When it comes to keeping a home, we go to great lengths to expunge filth. We grab brooms and dustpans to sweep dirt out. When rugs collect dust, they are beaten clean. A bouquet of feathers attached to a plastic handle dislodges the film that collects on the edges of picture frames. Without a thought, we banish dirt from our homes, believing the words of the traditional housekeeping mantra: “Cleanliness is next to godliness.”
Cleanliness has come to reflect perfection in the individual. We forget that the dust in our homes contains fragments of our DNA, skin and hair. This human connection with dirt is explored in a Swept Away: Dust, Ashes and Dirt in Contemporary Art, a new exhibition at the Museum of Arts and Design in New York City. Dust, ashes, smoke and dirt comprise the mediums found in the exhibition, uninvited elements that are rejected from our homes, despite bearing witness to our personal histories and environs. The stuff that makes its way to the dustpan is reconstituted into surprisingly intimate works that challenge our notions of beauty, time and, of course, cleanliness.
Multimedia artist Julie Parker finds herself inexplicably compelled by the detritus produced through human activity. Dust and hair are her favorite mediums, appearing often in her work. “Dust contains particles of our bodies. We leave some of it wherever we go… These indexical marks in the dust show the history of our movements,” says Parker. For her piece Ritual Accumulations, Parker gathered dryer lint from friends, family and acquaintances over several years, using the fibers to create a mosaic-like quilt. From afar, the quilt looks like it is crafted from traditional fabric, yet close inspection reveals the unmistakable texture of dryer lint, with bits of threads and flecks of paper caught in the soft, wooly squares. For Parker, the quilt is more than just creative repurposing, it’s an uncomfortable intimate artifact. “In addition to dust and hair, the lint from a clothes dryer contains fragments of cloth that have been in contact with our bodies.” Just underneath the quilt, where the wall meets the museum floor, a small pile of debris indicates material’s dirty origins.
Another work that plays with perspective is Catherine Bertola’s Unfurling Splendor (Adaptation IV).

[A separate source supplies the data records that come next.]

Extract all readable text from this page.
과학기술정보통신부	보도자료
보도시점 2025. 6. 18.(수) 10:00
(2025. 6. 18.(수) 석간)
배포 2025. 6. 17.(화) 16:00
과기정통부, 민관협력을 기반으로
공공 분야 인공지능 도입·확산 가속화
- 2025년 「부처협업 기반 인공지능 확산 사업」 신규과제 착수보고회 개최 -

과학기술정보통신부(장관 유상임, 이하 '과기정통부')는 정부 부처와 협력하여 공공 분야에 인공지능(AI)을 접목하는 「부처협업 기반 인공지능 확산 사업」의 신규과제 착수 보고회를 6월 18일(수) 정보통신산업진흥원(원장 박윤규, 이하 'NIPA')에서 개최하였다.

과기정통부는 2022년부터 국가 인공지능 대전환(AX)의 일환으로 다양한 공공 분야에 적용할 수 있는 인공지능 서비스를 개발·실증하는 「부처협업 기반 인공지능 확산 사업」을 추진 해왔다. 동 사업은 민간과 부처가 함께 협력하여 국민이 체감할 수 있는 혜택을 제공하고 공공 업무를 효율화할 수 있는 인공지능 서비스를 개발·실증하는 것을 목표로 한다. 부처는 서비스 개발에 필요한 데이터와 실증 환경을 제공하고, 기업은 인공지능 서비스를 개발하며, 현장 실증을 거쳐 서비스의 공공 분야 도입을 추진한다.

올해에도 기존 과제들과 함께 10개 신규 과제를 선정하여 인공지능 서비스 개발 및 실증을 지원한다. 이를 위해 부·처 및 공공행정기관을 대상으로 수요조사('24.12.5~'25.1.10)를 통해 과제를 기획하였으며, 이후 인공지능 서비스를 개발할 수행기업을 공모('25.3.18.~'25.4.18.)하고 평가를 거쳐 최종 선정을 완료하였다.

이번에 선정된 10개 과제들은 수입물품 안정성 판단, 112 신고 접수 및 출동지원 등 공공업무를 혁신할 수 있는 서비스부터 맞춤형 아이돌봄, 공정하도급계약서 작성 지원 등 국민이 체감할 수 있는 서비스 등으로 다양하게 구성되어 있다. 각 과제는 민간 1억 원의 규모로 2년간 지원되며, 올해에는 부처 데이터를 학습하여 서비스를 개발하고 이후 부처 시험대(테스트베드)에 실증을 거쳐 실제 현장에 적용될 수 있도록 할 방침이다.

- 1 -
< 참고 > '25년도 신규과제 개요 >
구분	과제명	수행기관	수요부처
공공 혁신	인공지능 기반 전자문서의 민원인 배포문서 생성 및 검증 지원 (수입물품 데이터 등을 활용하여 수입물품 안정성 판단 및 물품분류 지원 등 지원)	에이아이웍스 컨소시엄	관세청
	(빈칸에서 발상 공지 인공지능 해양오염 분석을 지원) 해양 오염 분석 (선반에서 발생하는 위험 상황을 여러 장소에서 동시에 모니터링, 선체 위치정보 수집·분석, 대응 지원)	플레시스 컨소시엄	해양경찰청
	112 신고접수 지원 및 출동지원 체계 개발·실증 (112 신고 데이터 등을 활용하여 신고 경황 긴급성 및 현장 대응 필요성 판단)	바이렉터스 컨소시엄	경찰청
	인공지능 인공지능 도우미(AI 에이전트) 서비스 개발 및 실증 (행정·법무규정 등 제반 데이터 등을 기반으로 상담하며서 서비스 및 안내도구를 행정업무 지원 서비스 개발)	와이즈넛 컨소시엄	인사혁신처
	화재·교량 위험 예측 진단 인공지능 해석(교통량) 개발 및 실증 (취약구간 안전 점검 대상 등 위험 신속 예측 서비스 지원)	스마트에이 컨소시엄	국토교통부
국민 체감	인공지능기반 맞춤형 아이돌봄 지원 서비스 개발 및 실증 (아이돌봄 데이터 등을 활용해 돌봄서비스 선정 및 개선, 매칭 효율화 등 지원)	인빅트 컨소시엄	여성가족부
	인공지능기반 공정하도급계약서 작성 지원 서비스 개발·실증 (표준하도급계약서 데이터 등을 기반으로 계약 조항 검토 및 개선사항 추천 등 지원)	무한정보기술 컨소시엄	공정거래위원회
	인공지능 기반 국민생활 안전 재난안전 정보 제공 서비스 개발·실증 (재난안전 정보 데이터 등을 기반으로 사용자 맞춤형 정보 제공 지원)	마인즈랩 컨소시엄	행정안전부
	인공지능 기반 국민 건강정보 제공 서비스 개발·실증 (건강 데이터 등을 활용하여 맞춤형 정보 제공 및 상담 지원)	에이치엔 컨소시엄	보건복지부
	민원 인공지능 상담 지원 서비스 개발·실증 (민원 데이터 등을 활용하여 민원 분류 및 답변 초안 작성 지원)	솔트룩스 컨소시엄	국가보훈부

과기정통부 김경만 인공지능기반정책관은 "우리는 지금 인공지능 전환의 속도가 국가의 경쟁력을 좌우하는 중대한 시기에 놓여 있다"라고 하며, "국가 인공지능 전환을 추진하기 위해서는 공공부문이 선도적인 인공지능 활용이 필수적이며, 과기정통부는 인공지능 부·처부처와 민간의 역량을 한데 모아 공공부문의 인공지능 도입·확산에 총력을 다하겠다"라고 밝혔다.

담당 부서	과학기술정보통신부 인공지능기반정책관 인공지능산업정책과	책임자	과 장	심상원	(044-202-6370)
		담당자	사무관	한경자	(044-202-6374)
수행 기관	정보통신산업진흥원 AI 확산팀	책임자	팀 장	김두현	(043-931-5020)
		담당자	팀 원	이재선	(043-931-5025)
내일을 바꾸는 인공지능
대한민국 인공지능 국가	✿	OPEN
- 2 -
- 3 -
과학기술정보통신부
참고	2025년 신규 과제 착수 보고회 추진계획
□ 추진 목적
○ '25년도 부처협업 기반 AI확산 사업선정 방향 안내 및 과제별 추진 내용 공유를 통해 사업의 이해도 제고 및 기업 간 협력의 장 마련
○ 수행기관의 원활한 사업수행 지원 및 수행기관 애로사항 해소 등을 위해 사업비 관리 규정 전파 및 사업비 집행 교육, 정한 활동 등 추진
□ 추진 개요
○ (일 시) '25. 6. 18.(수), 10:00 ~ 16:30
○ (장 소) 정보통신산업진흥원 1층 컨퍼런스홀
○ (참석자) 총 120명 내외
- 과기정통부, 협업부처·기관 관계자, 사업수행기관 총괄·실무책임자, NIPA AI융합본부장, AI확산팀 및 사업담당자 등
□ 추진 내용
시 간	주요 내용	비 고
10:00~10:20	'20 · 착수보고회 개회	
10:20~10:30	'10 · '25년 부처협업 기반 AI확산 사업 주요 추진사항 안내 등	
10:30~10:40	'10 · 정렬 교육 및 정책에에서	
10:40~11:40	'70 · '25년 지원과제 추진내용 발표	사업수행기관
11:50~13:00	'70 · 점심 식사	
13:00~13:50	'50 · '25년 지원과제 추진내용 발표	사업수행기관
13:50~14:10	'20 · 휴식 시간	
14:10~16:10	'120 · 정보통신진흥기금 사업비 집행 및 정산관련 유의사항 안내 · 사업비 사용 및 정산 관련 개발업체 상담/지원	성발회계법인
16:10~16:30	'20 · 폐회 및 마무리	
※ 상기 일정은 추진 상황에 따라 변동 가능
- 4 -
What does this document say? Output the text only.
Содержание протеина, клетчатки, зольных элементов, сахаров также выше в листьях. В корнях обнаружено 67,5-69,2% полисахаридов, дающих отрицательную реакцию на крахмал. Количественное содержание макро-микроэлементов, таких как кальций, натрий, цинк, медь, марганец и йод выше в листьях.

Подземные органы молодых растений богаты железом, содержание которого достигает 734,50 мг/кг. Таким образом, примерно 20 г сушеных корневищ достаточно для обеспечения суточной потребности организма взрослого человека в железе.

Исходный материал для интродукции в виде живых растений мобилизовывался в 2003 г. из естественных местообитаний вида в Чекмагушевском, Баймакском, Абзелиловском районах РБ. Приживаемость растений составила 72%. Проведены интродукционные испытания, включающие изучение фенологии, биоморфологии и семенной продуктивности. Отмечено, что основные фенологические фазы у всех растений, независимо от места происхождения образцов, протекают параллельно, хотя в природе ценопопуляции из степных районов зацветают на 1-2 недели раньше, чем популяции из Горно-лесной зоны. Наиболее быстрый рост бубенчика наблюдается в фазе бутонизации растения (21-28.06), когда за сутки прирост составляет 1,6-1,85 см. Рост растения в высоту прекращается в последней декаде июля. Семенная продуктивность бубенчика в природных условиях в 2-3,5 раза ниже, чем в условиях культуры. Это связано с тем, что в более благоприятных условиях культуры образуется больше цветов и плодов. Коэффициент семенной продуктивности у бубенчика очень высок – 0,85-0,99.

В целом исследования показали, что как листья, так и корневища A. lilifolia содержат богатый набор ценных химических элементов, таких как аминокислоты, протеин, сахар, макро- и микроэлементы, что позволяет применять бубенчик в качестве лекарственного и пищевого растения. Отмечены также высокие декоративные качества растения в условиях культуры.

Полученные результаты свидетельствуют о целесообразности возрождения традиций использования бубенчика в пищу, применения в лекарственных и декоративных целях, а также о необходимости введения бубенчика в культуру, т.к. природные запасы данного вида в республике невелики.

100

From a distance, it resembles a refined wallpaper pattern. The artist applied PVC glue to the walls of the gallery (presumably with the help of a stencil), then covered the wet glue with debris from the museum’s floor. A closer look at Bertola’s installation might make patrons squeamish — plenty of human hair is trapped and among the dust and dried glue. But the connection to filth is beautifully balanced by the richly decorative pattern, suitable for the likes of Louis XIV. “The choice of historic designs establishes an intimate domesticity to these uninhabited spaces, allowing the past to pervade the present with the transient traces and debris of human existence,” says Bertola.
While many artists in the exhibition dealt with the dirt that accumulates in our homes, Alexandre Orion addresses the filth that pervades the streets of crowded urban environments. In a 3-minute video entitled Ossário (see above), Orion approaches the underpass between Avenida Europa and Avenida Cidale Jardim in São Paulo, where a narrow catwalk divides the car traffic from a metal, grate-covered wall. In a sort of reverse-graffiti method, Orion uses a rag to remove the black soot caked onto the grate, revealing the clean white surface of the metal. Through selective removal, the artist creates a mural of gleaming white skulls that overlook the cars whizzing by. “It quietly criticizes our omission, our comfortable acceptance of pollution,” explains the artist’s statement. By the end of the video, Orion reveals São Paulo’s surprising reaction to his mural.
The dust bunny under your bed may be an unpleasant reminder of your negligent housekeeping, but within that cloudlike puff is a microcosm of daily life, an accumulated mass of genetic material and personal habit. While dirt may not belong in the home, as an artistic medium it reveals thought-provoking social complexities that challenge preconceived notions about the value of cleanliness.